Si en las entrevistas que concedió en su momento a raíz de la publicación de La promesa de Shanghái (su brillantísimo guión para una adaptación de El embrujo de Shanghái de Juan Marsé que quedó frustrada por problemas con el productor) Erice repetía, con comprensible tono de lamento, que La promesa pudo haber sido su película más popular, Cerrar los ojos (que ofrece, en su principio y final, vislumbres de una La promesa posible) parece recuperar esa voluntad. La película levanta una arquitectura narrativa quizá más clásica de lo habitual en su director, con estructura en tres actos incluida1, y se apoya en largos diálogos explicativos que contrastan con el laconismo cargado de fantasmas de El espíritu de la colmena o El sur. En una puesta en escena más sobria que en anteriores ocasiones, vertebrada sobre estilemas sencillos pero de una efectividad que proviene, también, de su condición identificablemente ericiana (como los planos/contraplanos, los primeros planos, los fundidos en negro, la cámara mayormente estática o el uso puntual, en el marco de bandas sonoras por demás escuetas, de canciones que se incardinan en escenas cuya resonancia emocional aumentan prodigiosamente), Cerrar los ojos cuenta la historia de Miguel Garay (interpretado por Manolo Solo), un director de cine que, tras la súbita desaparición de su actor principal, Julio Arenas (que encarna José Coronado), tuvo que abandonar el rodaje de su segunda película, La mirada del adiós. Reubicado en el sur, en la costa andaluza, donde lleva una vida modesta (en una trayectoria vital que no queda muy lejos de la del propio Erice), Garay aparecerá en el programa Caso abierto, que dedicará un episodio a Arenas en el que se emitirá la primera de las dos escenas de La mirada del adiós que llegaron a rodarse: un episodio que se convertirá en el primer paso del reencuentro de Garay con su propio pasado, y propiciará el desvelamiento de algunos de sus enigmas.

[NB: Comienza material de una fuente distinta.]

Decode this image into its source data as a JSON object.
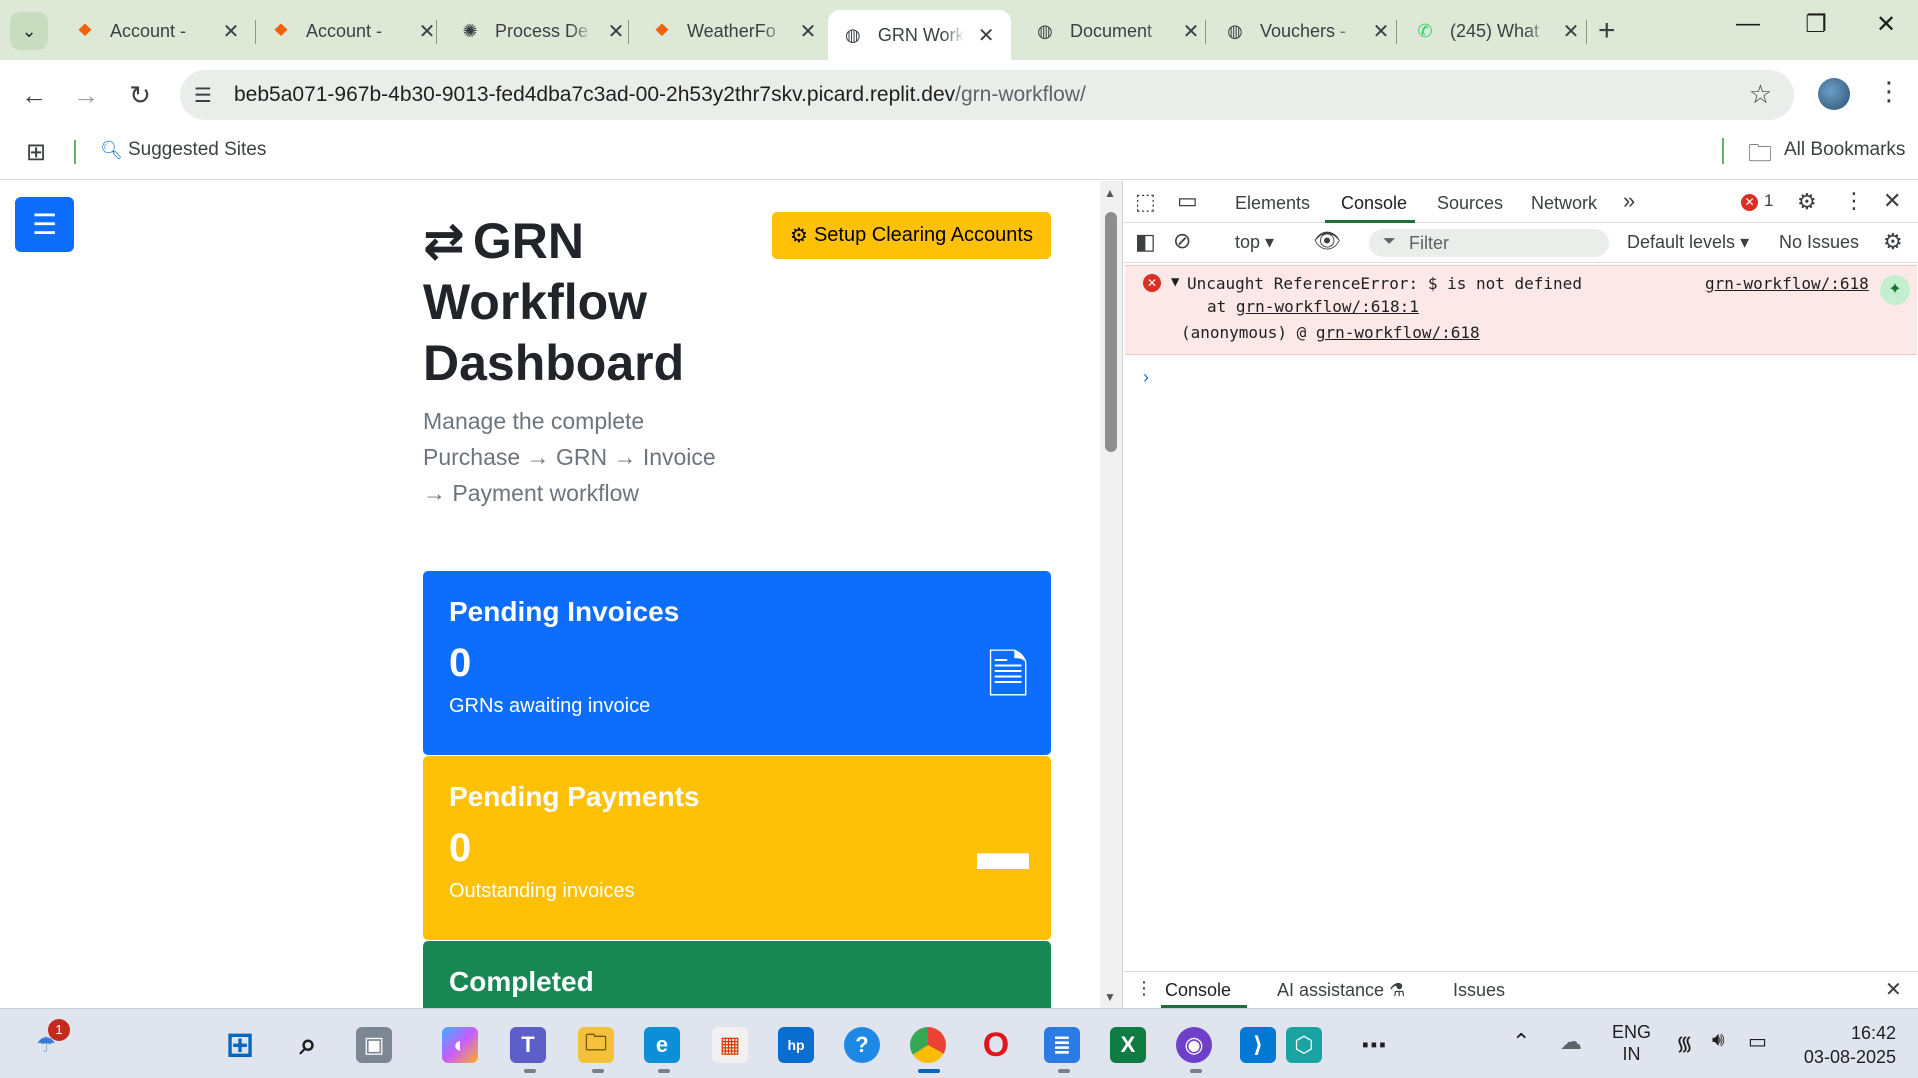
{
  "browser": {
    "tabs": [
      {
        "title": "Account - ",
        "icon": "replit-icon",
        "active": false
      },
      {
        "title": "Account - ",
        "icon": "replit-icon",
        "active": false
      },
      {
        "title": "Process De",
        "icon": "chatgpt-icon",
        "active": false
      },
      {
        "title": "WeatherFo",
        "icon": "replit-icon",
        "active": false
      },
      {
        "title": "GRN Work",
        "icon": "globe-icon",
        "active": true
      },
      {
        "title": "Document",
        "icon": "globe-icon",
        "active": false
      },
      {
        "title": "Vouchers -",
        "icon": "globe-icon",
        "active": false
      },
      {
        "title": "(245) What",
        "icon": "whatsapp-icon",
        "active": false
      }
    ],
    "url_host": "beb5a071-967b-4b30-9013-fed4dba7c3ad-00-2h53y2thr7skv.picard.replit.dev",
    "url_path": "/grn-workflow/",
    "bookmarks": {
      "suggested": "Suggested Sites",
      "all": "All Bookmarks"
    }
  },
  "page": {
    "title": "GRN Workflow Dashboard",
    "subtitle": "Manage the complete Purchase → GRN → Invoice → Payment workflow",
    "setup_button": "Setup Clearing Accounts",
    "cards": [
      {
        "title": "Pending Invoices",
        "count": "0",
        "desc": "GRNs awaiting invoice",
        "color": "#0d6efd",
        "icon": "document-icon"
      },
      {
        "title": "Pending Payments",
        "count": "0",
        "desc": "Outstanding invoices",
        "color": "#ffc107",
        "icon": "credit-card-icon"
      },
      {
        "title": "Completed",
        "color": "#198754"
      }
    ]
  },
  "devtools": {
    "tabs": [
      "Elements",
      "Console",
      "Sources",
      "Network"
    ],
    "active_tab": "Console",
    "error_count": "1",
    "context": "top",
    "filter_placeholder": "Filter",
    "levels": "Default levels",
    "issues": "No Issues",
    "error": {
      "message": "Uncaught ReferenceError: $ is not defined",
      "at_prefix": "at ",
      "at_link": "grn-workflow/:618:1",
      "anon_prefix": "(anonymous) @ ",
      "anon_link": "grn-workflow/:618",
      "source": "grn-workflow/:618"
    },
    "drawer_tabs": [
      "Console",
      "AI assistance",
      "Issues"
    ]
  },
  "taskbar": {
    "notification_count": "1",
    "lang_top": "ENG",
    "lang_bottom": "IN",
    "time": "16:42",
    "date": "03-08-2025"
  }
}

Y es precisamente esa primera escena de La mirada del adiós2 uno de los centros desplazados de Cerrar los ojos : una película dentro de la película que importa tanto a Erice como para colocarla al principio de la suya (y culminar su primera escena con su propia voz en off como narrador), propiciando un arranque enigmático que termina obligando al espectador a reubicarse. Esa importancia es consecuente con la plétora de alusiones y significados que despliega: inspirada en el cuento de Borges La muerte y la brújula, que Erice quiso adaptar a principios de los noventa, la acción sucede en “la quinta Triste-le-Roy” (que el director resitúa en Francia), en cuyo jardín la estatua del “odioso Jano bifronte que mira los ocasos y las auroras” aparecerá resignificada como símbolo doble del peso del pasado y la posibilidad de su superación. Pero los guiños más o menos epidérmicos al proyecto borgiano no distraen de lo que La mirada del adiós es: un vislumbre reelaborado de lo que pudo haber sido la frustrada La promesa de Shanghái3. Un proyecto en el que parecían converger una fascinación iniciática de infancia (la provocada por el visionado de El embrujo de Shanghái, de Josef von Sternberg, una película a la que se alude explícitamente en La mirada del adiós, a cargo de un director al que el propio Erice quiso homenajear en algunos tramos de El sur) con toda una línea de preocupaciones temáticas (el modo en que, en la novela de Marsé, la ficción popular anima con colores fantasiosos la sórdida realidad de la posguerra española, y la forma en que la niña Susana Franch envuelve con ropajes de leyenda la figura de un padre ausente encajan sin esfuerzo en los terrenos que exploran El espíritu de la colmena y El sur).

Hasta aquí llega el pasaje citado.